On Saturday, Rose’s hosts a Japanese Chicken Dinner at Elodie Farms in Rougemont. This one hasn’t sold out yet, as most of their butchery classes do. The duo has prepared a menu using vegetables sourced from Four Leaf Farm and chickens from Sunset Farms, with an optional pairing by Hillsborough’s new but already formidable Mystery Brewing Co. Four courses feature dishes utilizing parts of the entire chicken. A spicy somen noodle salad appetizer combines crunchy pea shoots with crispy chicken skin, and later courses present sake-poached chicken breast and marinated chicken legs. Dessert, a mochi cake, focuses on foraged wild blackberries.
Justin and Katie, both recent San Francisco transplants (though Katie is from this area), hope to encourage a local food economy in which farmers find it easier to sell their entire animal and customers find it more appealing to buy less popular cuts. Justin says they will open a butcher shop soon where, as in their classes, they’ll help consumers figure out what to do with every piece of the animal. Justin trained in Charleston, S.C., with Craig Deihl, a chef nationally acclaimed for his charcuterie practices. At the shop, Justin will supply sausages and artisan meats, and Katie’s homemade confections will make picking up dessert easy.
Pittsboro celebrates local beer next week with events honoring Carolina Brewery‘s fifth year in town (carolinabrewery.com). On Wednesday, Aug. 8, the brewery introduces its limited-edition anniversary lager in a schwarzbier styledeep brown with a roasted flavor that’s light on hops. Thursday customers will receive a souvenir glass; Friday customers can enjoy live music in the outdoor beer garden.
Then on Saturday, a free brewery tour is combined with a burger competition that culminates a monthlong contest of customer-submitted “Dream Burger” recipes. Chefs Alex Stewart and Adolfo Cabral will cook up six finalist recipes for a judging panel that includes Pittsboro Mayor Randy Voller. The winner will see his or her burger on the restaurant’s fall menu and receive a new barbecue grill.

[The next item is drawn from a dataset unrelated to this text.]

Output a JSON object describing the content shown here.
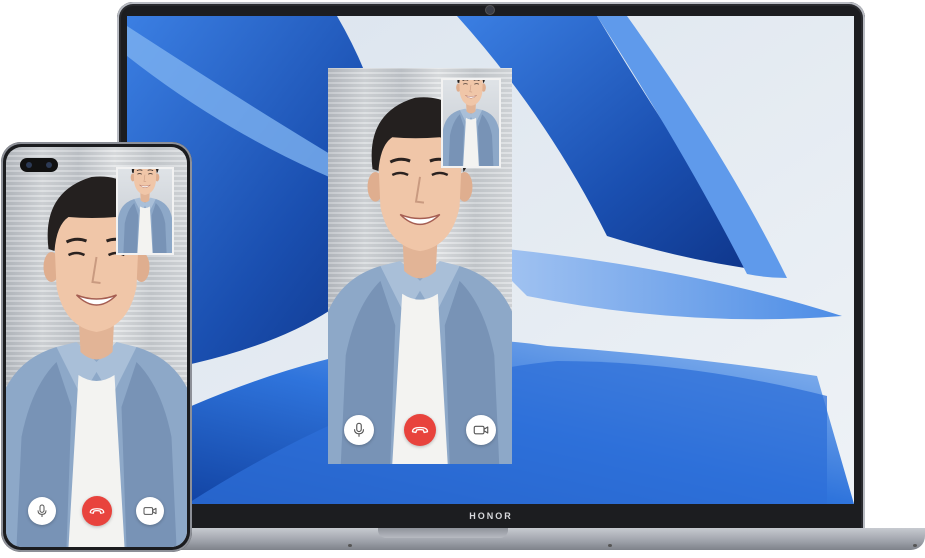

A portion of the brewery’s burger sales for the week will be donated to The Abundance Foundation, a Pittsboro-based organization promoting local food, sustainability and renewable energy education initiatives.
“We are excited to celebrate this milestone anniversary with our friends and family in Chatham County,” says Carolina Brewery owner Robert Poitras. “This is the right place for a growing local business to succeed, and we are proud to be in Pittsboro.”
Correction: For Rose’s Japanese Chicken Dinner at Elodie Farms, the vegetables are being sourced from Four Leaf Farm (not Elodie Farms).